Today’s front page story in The New York Times of the journey made by Pete Buttigieg is a powerful one–more so due to the skills of reporter Jeremy Peters, who is a gay man, too. While I only at one time thought seriously about a political run for office in the state legislature, I have over the decades reflected about the aspect of being a gay man from my generation and the political landscape of the place I had considered representing. I can identity with being politically expedient while at the same time taking pride in the speed this nation has moved forward with gay rights. Though there are still battles to fight.
And win. And we will.
If you have time to read the article in the NYT’s please do so as I consider it the best story in the Sunday papers.
Many in his generation and in his college class decided to come out as young adults, whether they were confident they would be accepted or not, and had their 20s to navigate being open about their identity — a process that helped make Americans more aware and accepting of their gay friends, family members and co-workers. Instead, Mr. Buttigieg spent those years trying to reconcile his private life with his aspirations for a high-profile career in public service.
Attitudes toward gay rights changed immensely during that period, though he acknowledges that he was not always able or willing to see what broader social and legal shifts meant for him personally.
“Because I was wrestling with this, I’m not sure I fully processed the idea that it related to me,” he said in an interview.

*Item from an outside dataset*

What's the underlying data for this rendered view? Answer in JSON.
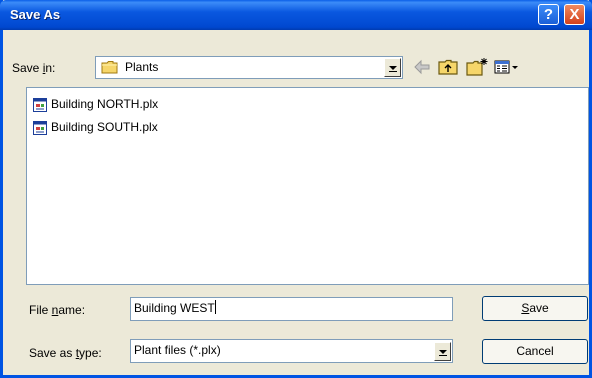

More than most people his age — even more than most of the ambitious young men and women he competed against at Harvard — he possessed a remarkably strong drive for perfection. He went on to become a Rhodes scholar, work on a presidential campaign, join the military and be elected mayor all before he turned 30. After being deployed with the Navy to Afghanistan in 2014, he said he realized he could die having never been in love, and he resolved to change that. He finally came out in 2015, when he was 33.”